I guess you mean “Plesk” instead of “Let’s Encrypt” here?

Thanks for following up on this issue and letting people here know about this.


#10

Tested and Confirmed.

After upgrading the LE Extension (to 2.0.2) and renewing the LetsEncrypt SSL certificate, the PEM files have been created as expected under:

/usr/local/psa/var/modules/letsencrypt/etc/live/[domain.tld]

Thanks to everyone who commented and added to the discussion.


#11

I am unable to reference the files from within Plesk Nginx Additional Directives… If I stop the nginx service and attempt to restart, it won’t allow the restart due to permissions error.
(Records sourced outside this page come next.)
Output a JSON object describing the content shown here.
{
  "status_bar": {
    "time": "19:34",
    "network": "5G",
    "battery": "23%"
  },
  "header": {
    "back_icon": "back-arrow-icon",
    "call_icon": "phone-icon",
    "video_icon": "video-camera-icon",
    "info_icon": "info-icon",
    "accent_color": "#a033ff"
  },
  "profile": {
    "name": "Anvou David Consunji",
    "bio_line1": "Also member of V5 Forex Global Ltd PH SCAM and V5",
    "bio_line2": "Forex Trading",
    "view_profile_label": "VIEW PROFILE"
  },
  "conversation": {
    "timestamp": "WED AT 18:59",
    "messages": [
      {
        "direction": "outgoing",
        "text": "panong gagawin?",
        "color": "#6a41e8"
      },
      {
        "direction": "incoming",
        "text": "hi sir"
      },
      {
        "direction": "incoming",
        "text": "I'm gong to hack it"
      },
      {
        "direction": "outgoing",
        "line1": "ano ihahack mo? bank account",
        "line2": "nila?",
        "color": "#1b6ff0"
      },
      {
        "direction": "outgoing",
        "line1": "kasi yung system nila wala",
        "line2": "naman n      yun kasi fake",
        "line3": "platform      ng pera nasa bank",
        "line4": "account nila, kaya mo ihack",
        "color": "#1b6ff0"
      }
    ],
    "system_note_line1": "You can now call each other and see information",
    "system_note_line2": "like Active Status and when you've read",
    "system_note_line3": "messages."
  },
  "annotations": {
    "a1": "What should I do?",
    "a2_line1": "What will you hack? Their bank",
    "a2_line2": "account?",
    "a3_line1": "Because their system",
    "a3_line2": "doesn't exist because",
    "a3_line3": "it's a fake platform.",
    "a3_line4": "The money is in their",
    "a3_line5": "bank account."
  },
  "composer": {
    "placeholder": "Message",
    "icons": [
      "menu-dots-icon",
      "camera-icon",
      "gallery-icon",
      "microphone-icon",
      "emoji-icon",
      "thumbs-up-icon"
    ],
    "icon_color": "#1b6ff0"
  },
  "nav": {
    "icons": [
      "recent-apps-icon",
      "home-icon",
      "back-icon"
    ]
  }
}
If I comment out the entry with the directory location, then nginx service will restart without error.

Here are the permissions assigned to the certificates… very broad???

-rw-r–r--. 1 psaadm psaadm 423 Apr 6 10:36 README
lrwxrwxrwx. 1 psaadm psaadm 42 Apr 6 10:36 privkey.pem -> …/…/archive/domain.tld/privkey1.pem
lrwxrwxrwx. 1 psaadm psaadm 44 Apr 6 10:36 fullchain.pem -> …/…/archive/domain.tld/fullchain1.pem
lrwxrwxrwx. 1 psaadm psaadm 40 Apr 6 10:36 chain.pem -> …/…/archive/domain.tld/chain1.pem
lrwxrwxrwx. 1 psaadm psaadm 39 Apr 6 10:36 cert.pem -> …/…/archive/domain.tld/cert1.pem

Here is an example error in the log:

2017/04/06 11:16:24 [emerg] 9790#0: SSL_CTX_load_verify_locations("/usr/local/psa/var/modules/letsencrypt/etc/live/mydomain.tld/chain.pem") failed (SSL: error:0200100D:system library:fopen:Permission denied:fopen(’/usr/local/psa/var/modules/letsencrypt/etc/live/mydomain.tld/chain.pem’,‘r’) error:2006D002:BI O routines:BIO_new_file:system lib error:0B084002:x509 certificate routines:X509 _load_cert_crl_file:system lib)

Commands I added under nginx additional directives:

ssl_stapling on;
ssl_stapling_verify on;
ssl_trusted_certificate /usr/local/psa/var/modules/letsencrypt/etc/live/baptisthosting.net/chain.pem;


#12

Those are symlinks, which are always displayed as lrwxrwxrwx. The underlying permissions would be the permissions on the files they link to (in archive).


#13

This topic was automatically closed 30 days after the last reply. New replies are no longer allowed.